Schizophrenia Clinical Trial
Official title:
Bilateral rTMS Clinical Trial for Persistent Auditory Hallucinations Original Study
This trial is designed to determine if administering repetitive transcranial magnetic stimulation (rTMS) simultaneously to two sites in the temporal lobes, one on the left and one on the right, produces greater improvements in "voices" and other symptoms of schizophrenia compared to rTMS given to just one site in the temporal lobes.
This study is an extension of an ongoing clinical trial (ClinicalTrials.gov identifier NCT
00308997) that was initiated in 2006. The primary objective of the ongoing clinical trial
(hereafter called the "parent trial") is to determine efficacy of rTMS in curbing auditory
hallucinations when delivered to a part of the left temporal lobe called Wernicke's area and
a corresponding region in the right temporal lobe. The parent trial appears to show robust
effects for active rTMS compared to effects of sham stimulation. However, observed responses
following active rTMS have often been incomplete. Moreover, in some cases there has been a
subsequent return of symptoms 1 to 6 months after the trial ended.

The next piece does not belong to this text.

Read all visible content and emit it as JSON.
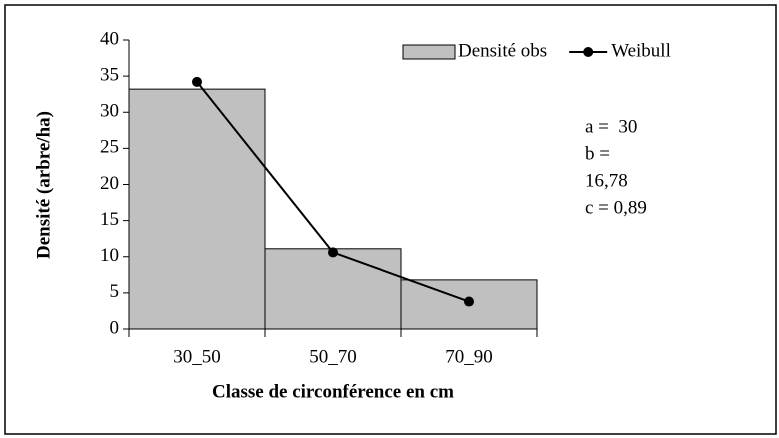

We consequently have initiated a trial where patients who have participated in the parent
trial and demonstrated an incomplete response or a subsequent return of symptoms may return
to receive additional active rTMS. We hypothesize that efficacy of suppressive rTMS will be
enhanced if directed simultaneously to right/left Wernicke's area (the site used in the
parent trial) as well as to a second site located in the opposite middle temporal cortex.
Roughly half of subjects in the re-enrollment will be randomized to receive active rTMS to
right/left Wernicke's area plus active rTMS to opposite hemisphere middle temporal region,
while half of subjects will be randomized to receive active rTMS to right/left Wernicke's
area plus sham rTMS to opposite hemisphere middle temporal region. The position of the middle
temporal regions will be determined by two recently completed brain imaging studies of
auditory hallucinations suggesting that activation in these sites triggers auditory
hallucinations. The two-position design will allow us to determine if active rTMS delivered
to the middle temporal cortex is superior in amplifying efficacy of active rTMS targeting
Wernicke's area and in reducing auditory hallucinations to sham stimulation to the same site.
The re-enrollment protocol will utilize two rTMS devices simultaneously where one directly
triggers the other.
This study record has been amended to remove a third arm that was added in 2012. The third
arm described was not actually a comparative arm, but rather an added objective with a
different study population. Dr. Ralph Hoffman unexpectedly passed away while this study was
being conducted. This study has been submitted as a separate study (NCT04548622) where the
summarized study results of the terminated study will be presented.